Kajuta Solberga, 15.08.2181, 15:40
Theodor czuł lekki niesmak po słowach Pani kapitan, jak i inżyniera. Nie przepadał za sytuacjami, kiedy inne osoby dyktowały mu co ma robić i jak ma myśleć. Jednakże zdawał sobie sprawę, że jest zdany na ich łaskę i niełaskę, przebywając w tej puszce pośrodku kosmicznej próżni.
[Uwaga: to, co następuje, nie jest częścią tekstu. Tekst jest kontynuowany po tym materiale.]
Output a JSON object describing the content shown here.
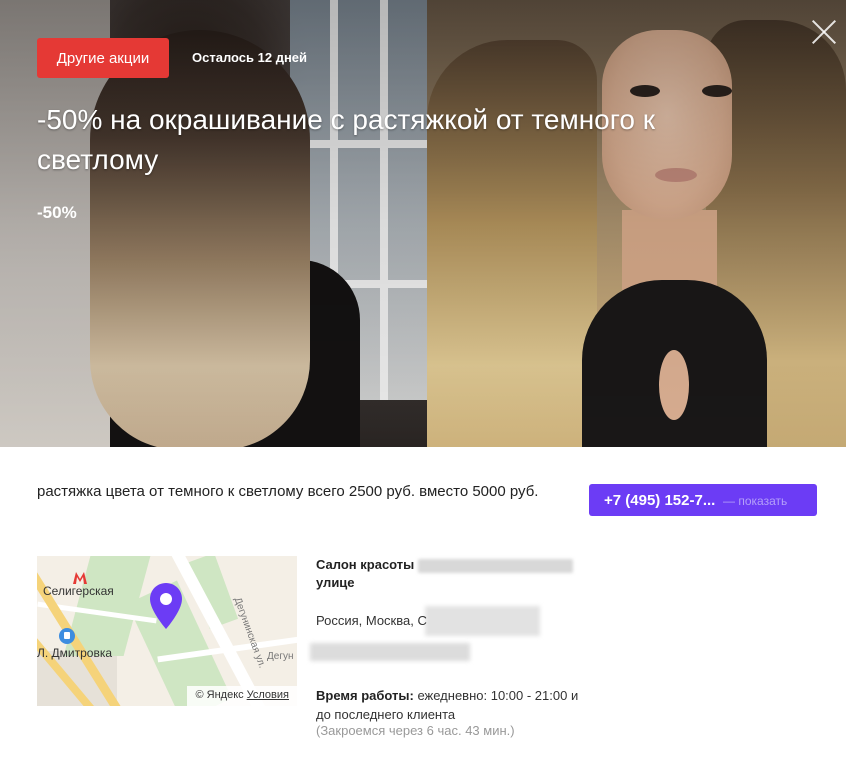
{
  "promo": {
    "other_offers_label": "Другие акции",
    "days_left": "Осталось 12 дней",
    "headline": "-50% на окрашивание с растяжкой от темного к светлому",
    "discount": "-50%"
  },
  "offer": {
    "description": "растяжка цвета от темного к светлому всего 2500 руб. вместо 5000 руб."
  },
  "phone": {
    "number": "+7 (495) 152-7...",
    "show_label": "— показать",
    "button_color": "#6c3cf5"
  },
  "map": {
    "station_label": "Селигерская",
    "poi_label": "Л. Дмитровка",
    "street_label_1": "Дегунинская ул.",
    "street_label_2": "Дегун",
    "credit": "© Яндекс",
    "terms_link": "Условия",
    "pin_color": "#6c3cf5",
    "icons": [
      "metro-icon",
      "shopping-bag-icon",
      "location-pin-icon"
    ]
  },
  "salon": {
    "name_prefix": "Салон красоты",
    "name_suffix": "улице",
    "address": "Россия, Москва, С"
  },
  "hours": {
    "label": "Время работы:",
    "value": "ежедневно: 10:00 - 21:00 и до последнего клиента",
    "closes_in": "(Закроемся через 6 час. 43 мин.)"
  },
  "colors": {
    "promo_button": "#e53935"
  }
}
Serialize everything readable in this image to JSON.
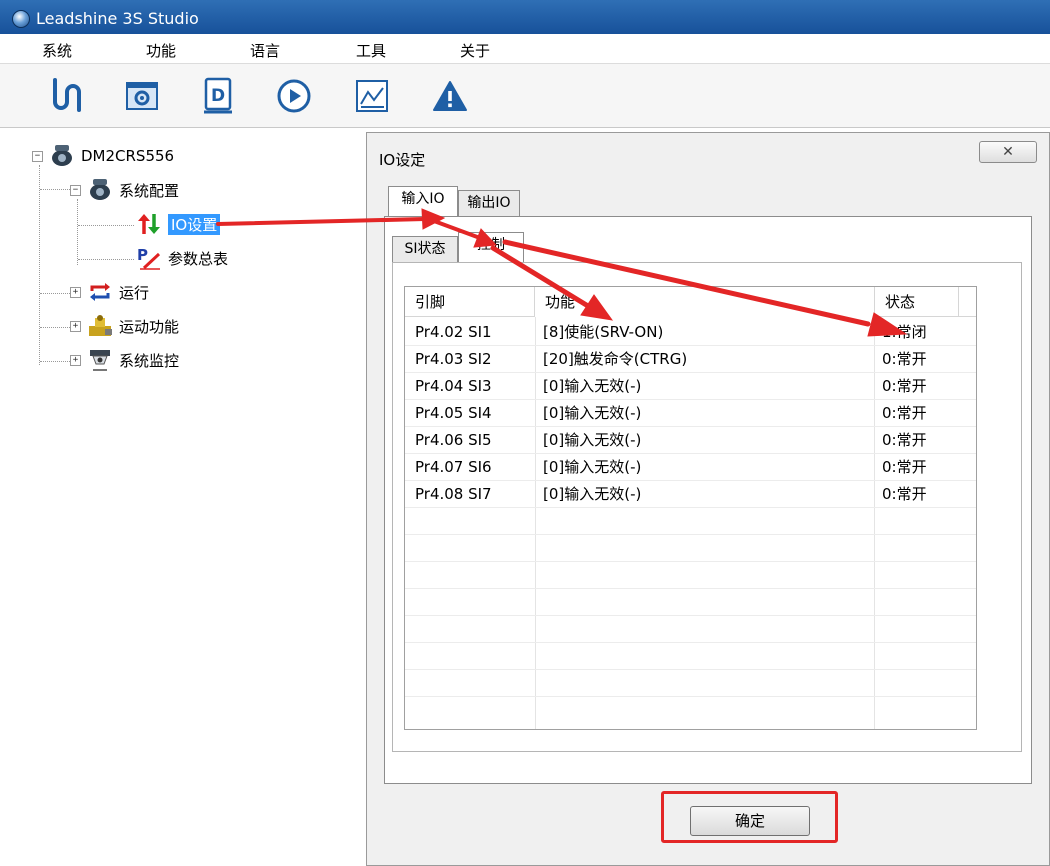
{
  "window": {
    "title": "Leadshine 3S Studio"
  },
  "menu": [
    "系统",
    "功能",
    "语言",
    "工具",
    "关于"
  ],
  "toolbar": {
    "icons": [
      "connect-icon",
      "settings-icon",
      "document-icon",
      "play-icon",
      "chart-icon",
      "warning-icon"
    ]
  },
  "tree": {
    "root": "DM2CRS556",
    "config": "系统配置",
    "io": "IO设置",
    "params": "参数总表",
    "run": "运行",
    "motion": "运动功能",
    "monitor": "系统监控",
    "expanded_symbol": "−",
    "collapsed_symbol": "+"
  },
  "dialog": {
    "title": "IO设定",
    "close_label": "✕",
    "tabs": [
      "输入IO",
      "输出IO"
    ],
    "subtabs": [
      "SI状态",
      "控制"
    ],
    "columns": [
      "引脚",
      "功能",
      "状态"
    ],
    "rows": [
      [
        "Pr4.02 SI1",
        "[8]使能(SRV-ON)",
        "1:常闭"
      ],
      [
        "Pr4.03 SI2",
        "[20]触发命令(CTRG)",
        "0:常开"
      ],
      [
        "Pr4.04 SI3",
        "[0]输入无效(-)",
        "0:常开"
      ],
      [
        "Pr4.05 SI4",
        "[0]输入无效(-)",
        "0:常开"
      ],
      [
        "Pr4.06 SI5",
        "[0]输入无效(-)",
        "0:常开"
      ],
      [
        "Pr4.07 SI6",
        "[0]输入无效(-)",
        "0:常开"
      ],
      [
        "Pr4.08 SI7",
        "[0]输入无效(-)",
        "0:常开"
      ]
    ],
    "ok_label": "确定"
  },
  "colors": {
    "arrow": "#e32626",
    "selection": "#3399ff",
    "titlebar": "#1d5aa3"
  }
}
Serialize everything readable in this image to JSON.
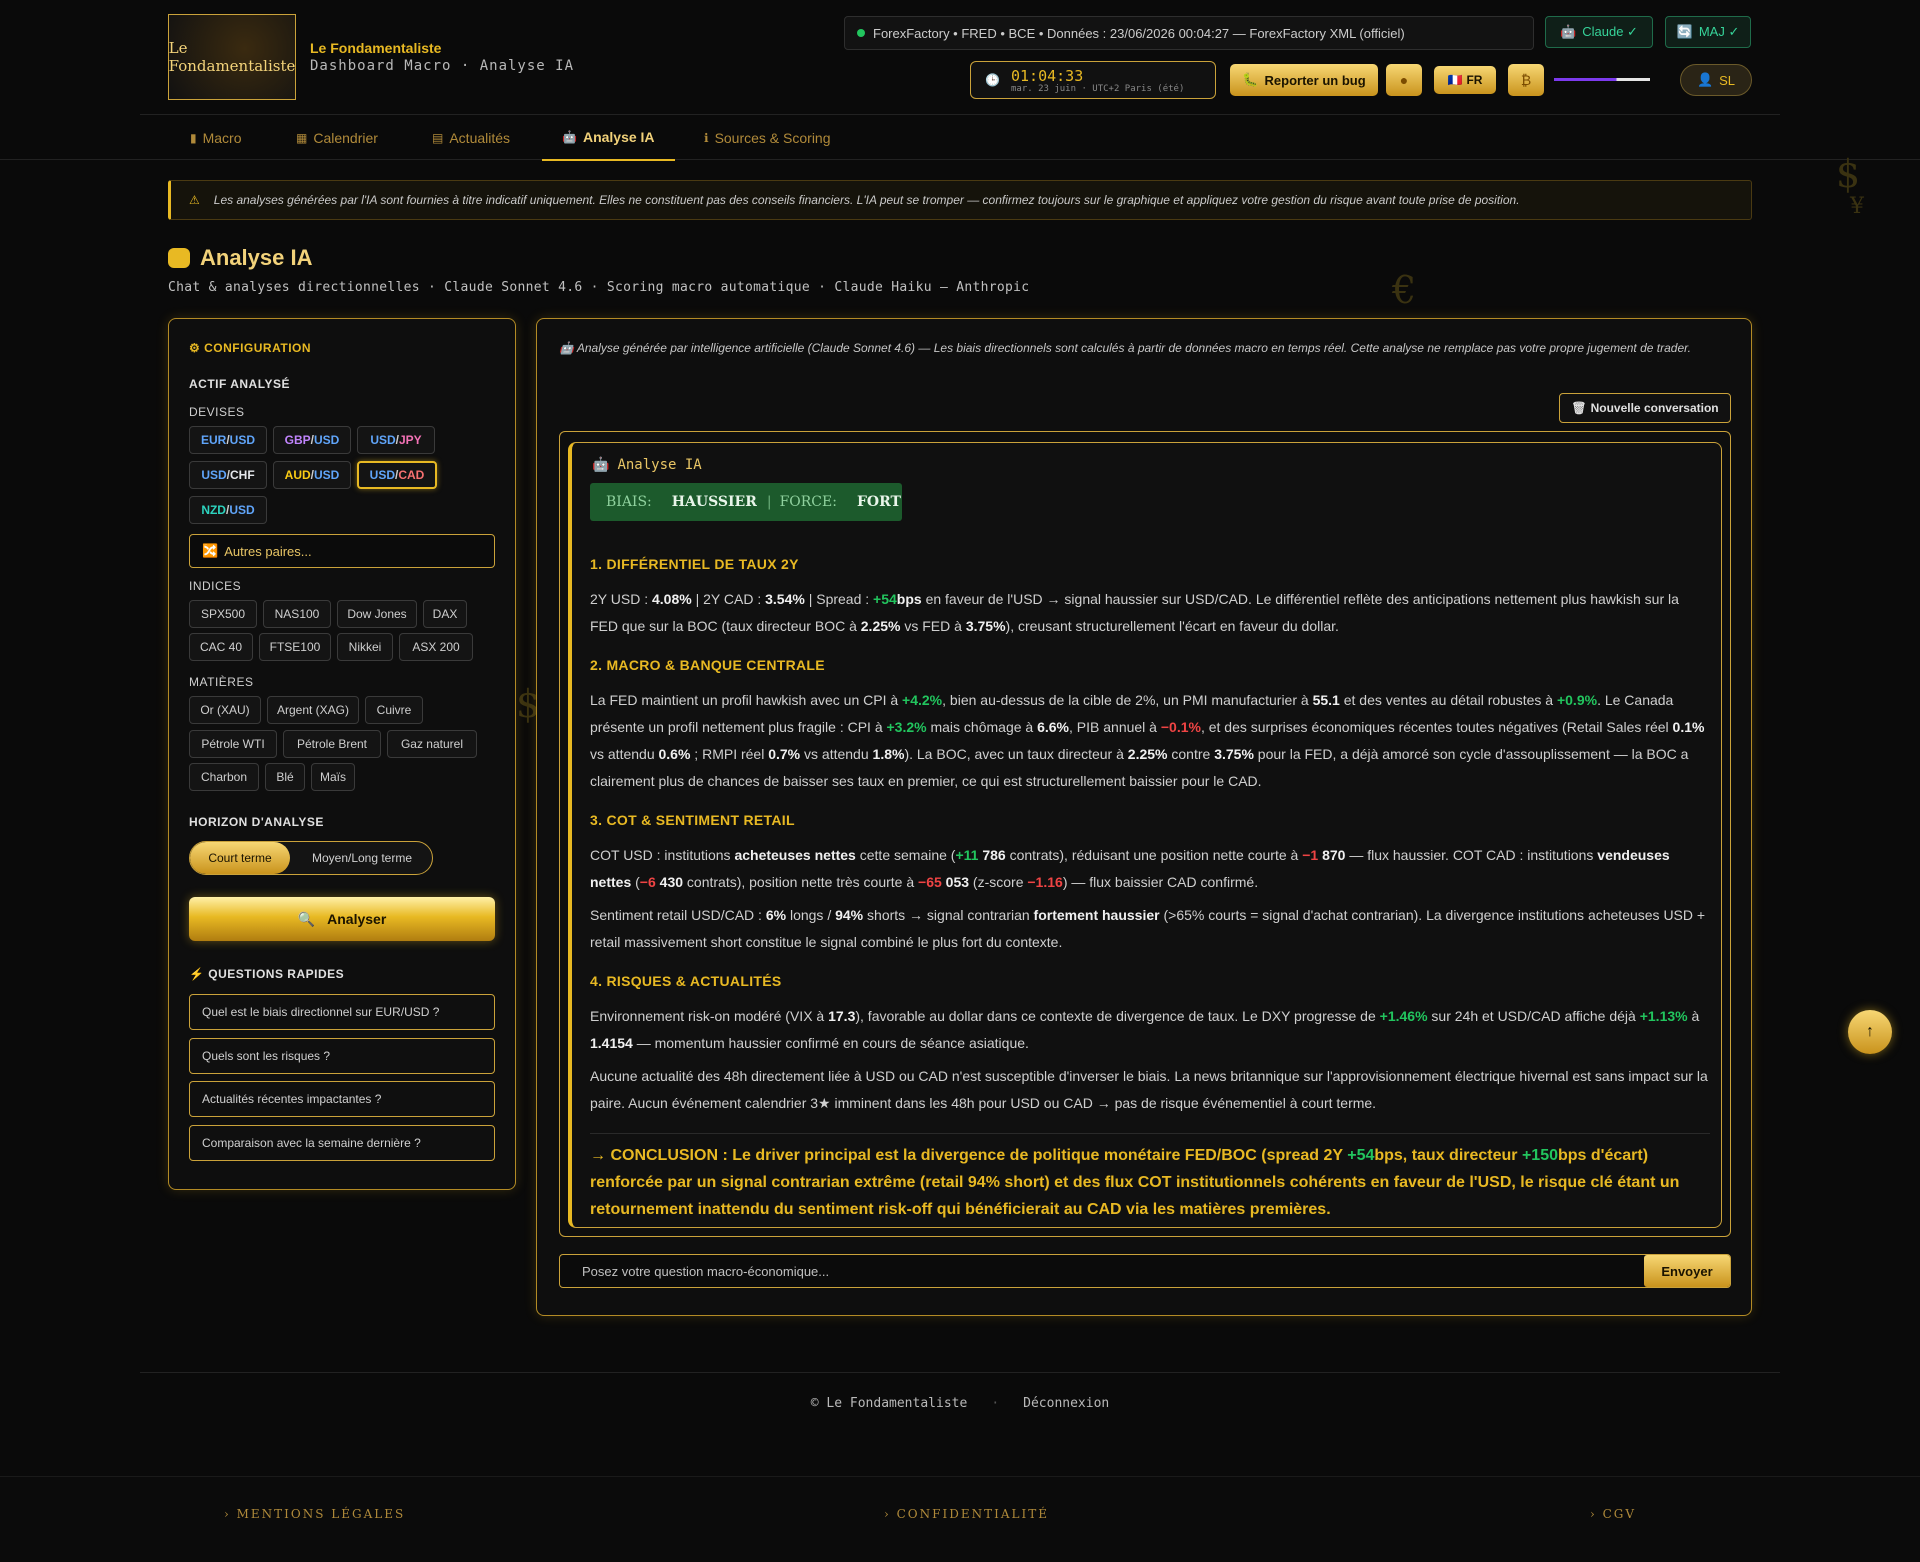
{
  "brand": {
    "logo_text": "Le Fondamentaliste",
    "title": "Le Fondamentaliste",
    "subtitle": "Dashboard Macro · Analyse IA"
  },
  "status_bar": {
    "text": "ForexFactory • FRED • BCE • Données : 23/06/2026 00:04:27 — ForexFactory XML (officiel)"
  },
  "header": {
    "claude_badge": "Claude ✓",
    "maj_badge": "MAJ ✓",
    "clock_time": "01:04:33",
    "clock_date": "mar. 23 juin · UTC+2 Paris (été)",
    "bug_button": "Reporter un bug",
    "lang_button": "FR",
    "user_initials": "SL"
  },
  "tabs": [
    {
      "label": "Macro"
    },
    {
      "label": "Calendrier"
    },
    {
      "label": "Actualités"
    },
    {
      "label": "Analyse IA"
    },
    {
      "label": "Sources & Scoring"
    }
  ],
  "warning": "Les analyses générées par l'IA sont fournies à titre indicatif uniquement. Elles ne constituent pas des conseils financiers. L'IA peut se tromper — confirmez toujours sur le graphique et appliquez votre gestion du risque avant toute prise de position.",
  "page": {
    "title": "Analyse IA",
    "subtitle": "Chat & analyses directionnelles · Claude Sonnet 4.6 · Scoring macro automatique · Claude Haiku — Anthropic"
  },
  "config": {
    "title": "CONFIGURATION",
    "asset_label": "ACTIF ANALYSÉ",
    "currencies_label": "DEVISES",
    "currencies": [
      {
        "base": "EUR",
        "quote": "USD"
      },
      {
        "base": "GBP",
        "quote": "USD"
      },
      {
        "base": "USD",
        "quote": "JPY"
      },
      {
        "base": "USD",
        "quote": "CHF"
      },
      {
        "base": "AUD",
        "quote": "USD"
      },
      {
        "base": "USD",
        "quote": "CAD"
      },
      {
        "base": "NZD",
        "quote": "USD"
      }
    ],
    "selected_pair": "USD/CAD",
    "other_pairs": "Autres paires...",
    "indices_label": "INDICES",
    "indices": [
      "SPX500",
      "NAS100",
      "Dow Jones",
      "DAX",
      "CAC 40",
      "FTSE100",
      "Nikkei",
      "ASX 200"
    ],
    "commodities_label": "MATIÈRES",
    "commodities": [
      "Or (XAU)",
      "Argent (XAG)",
      "Cuivre",
      "Pétrole WTI",
      "Pétrole Brent",
      "Gaz naturel",
      "Charbon",
      "Blé",
      "Maïs"
    ],
    "horizon_label": "HORIZON D'ANALYSE",
    "horizon_short": "Court terme",
    "horizon_long": "Moyen/Long terme",
    "analyse_button": "Analyser",
    "quick_label": "QUESTIONS RAPIDES",
    "quick_questions": [
      "Quel est le biais directionnel sur EUR/USD ?",
      "Quels sont les risques ?",
      "Actualités récentes impactantes ?",
      "Comparaison avec la semaine dernière ?"
    ]
  },
  "chat": {
    "notice": "Analyse générée par intelligence artificielle (Claude Sonnet 4.6) — Les biais directionnels sont calculés à partir de données macro en temps réel. Cette analyse ne remplace pas votre propre jugement de trader.",
    "new_conversation": "Nouvelle conversation",
    "answer_header": "Analyse IA",
    "bias_label": "BIAIS:",
    "bias_value": "HAUSSIER",
    "force_label": "FORCE:",
    "force_value": "FORT",
    "input_placeholder": "Posez votre question macro-économique...",
    "send_button": "Envoyer"
  },
  "analysis": {
    "s1_title": "1. DIFFÉRENTIEL DE TAUX 2Y",
    "s1": {
      "a": "2Y USD : ",
      "usd2y": "4.08%",
      "b": " | 2Y CAD : ",
      "cad2y": "3.54%",
      "c": " | Spread : ",
      "spread": "+54",
      "d": "bps",
      "e": " en faveur de l'USD → signal haussier sur USD/CAD. Le différentiel reflète des anticipations nettement plus hawkish sur la FED que sur la BOC (taux directeur BOC à ",
      "boc": "2.25%",
      "f": " vs FED à ",
      "fed": "3.75%",
      "g": "), creusant structurellement l'écart en faveur du dollar."
    },
    "s2_title": "2. MACRO & BANQUE CENTRALE",
    "s2": {
      "a": "La FED maintient un profil hawkish avec un CPI à ",
      "cpi_us": "+4.2%",
      "b": ", bien au-dessus de la cible de 2%, un PMI manufacturier à ",
      "pmi": "55.1",
      "c": " et des ventes au détail robustes à ",
      "retail": "+0.9%",
      "d": ". Le Canada présente un profil nettement plus fragile : CPI à ",
      "cpi_ca": "+3.2%",
      "e": " mais chômage à ",
      "unemp": "6.6%",
      "f": ", PIB annuel à ",
      "gdp": "−0.1%",
      "g": ", et des surprises économiques récentes toutes négatives (Retail Sales réel ",
      "rs_real": "0.1%",
      "h": " vs attendu ",
      "rs_exp": "0.6%",
      "i": " ; RMPI réel ",
      "rmpi_real": "0.7%",
      "j": " vs attendu ",
      "rmpi_exp": "1.8%",
      "k": "). La BOC, avec un taux directeur à ",
      "boc": "2.25%",
      "l": " contre ",
      "fed": "3.75%",
      "m": " pour la FED, a déjà amorcé son cycle d'assouplissement — la BOC a clairement plus de chances de baisser ses taux en premier, ce qui est structurellement baissier pour le CAD."
    },
    "s3_title": "3. COT & SENTIMENT RETAIL",
    "s3": {
      "a": "COT USD : institutions ",
      "buyers": "acheteuses nettes",
      "b": " cette semaine (",
      "usd_chg": "+11",
      "usd_chg2": " 786",
      "c": " contrats), réduisant une position nette courte à ",
      "usd_net": "−1",
      "usd_net2": " 870",
      "d": " — flux haussier. COT CAD : institutions ",
      "sellers": "vendeuses nettes",
      "e": " (",
      "cad_chg": "−6",
      "cad_chg2": " 430",
      "f": " contrats), position nette très courte à ",
      "cad_net": "−65",
      "cad_net2": " 053",
      "g": " (z-score ",
      "z": "−1.16",
      "h": ") — flux baissier CAD confirmé."
    },
    "s3b": {
      "a": "Sentiment retail USD/CAD : ",
      "longs": "6%",
      "b": " longs / ",
      "shorts": "94%",
      "c": " shorts → signal contrarian ",
      "strong": "fortement haussier",
      "d": " (>65% courts = signal d'achat contrarian). La divergence institutions acheteuses USD + retail massivement short constitue le signal combiné le plus fort du contexte."
    },
    "s4_title": "4. RISQUES & ACTUALITÉS",
    "s4": {
      "a": "Environnement risk-on modéré (VIX à ",
      "vix": "17.3",
      "b": "), favorable au dollar dans ce contexte de divergence de taux. Le DXY progresse de ",
      "dxy": "+1.46%",
      "c": " sur 24h et USD/CAD affiche déjà ",
      "usdcad_chg": "+1.13%",
      "d": " à ",
      "usdcad": "1.4154",
      "e": " — momentum haussier confirmé en cours de séance asiatique."
    },
    "s4b": "Aucune actualité des 48h directement liée à USD ou CAD n'est susceptible d'inverser le biais. La news britannique sur l'approvisionnement électrique hivernal est sans impact sur la paire. Aucun événement calendrier 3★ imminent dans les 48h pour USD ou CAD → pas de risque événementiel à court terme.",
    "conclusion": {
      "a": "→ CONCLUSION : Le driver principal est la divergence de politique monétaire FED/BOC (spread 2Y ",
      "spread": "+54",
      "b": "bps, taux directeur ",
      "diff": "+150",
      "c": "bps d'écart) renforcée par un signal contrarian extrême (retail 94% short) et des flux COT institutionnels cohérents en faveur de l'USD, le risque clé étant un retournement inattendu du sentiment risk-off qui bénéficierait au CAD via les matières premières."
    }
  },
  "footer": {
    "copyright": "© Le Fondamentaliste",
    "sep": "·",
    "logout": "Déconnexion"
  },
  "legal": {
    "mentions": "› MENTIONS LÉGALES",
    "privacy": "› CONFIDENTIALITÉ",
    "cgv": "› CGV"
  },
  "deco_symbols": [
    "$",
    "¥",
    "€",
    "£",
    "$",
    "€",
    "£"
  ]
}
Na razie muszę z nimi wszystkimi współpracować, gdyż rzeczywiście sytuacja jest dość nietypowa. Przede wszystkim muszę ustalić, co tak naprawdę tutaj się wydarzyło i mieć realny wpływ na podejmowane decyzje. BionTech musi dowiedzieć się o wcześniejszym wybudzeniu załogi, jak i o przyczynie wprowadzenia protokołu ratunkowego. Chyba czas na krótki raport oraz wytyczne co do dalszego postępowania... - te i inne myśli nawiedzały Solberga, który brał chłodnawy prysznic w swojej kajucie.
Z jednym kapitan miała racje, rzeczywiście potrzebował orzeźwienia po tak długim śnie w lodówce.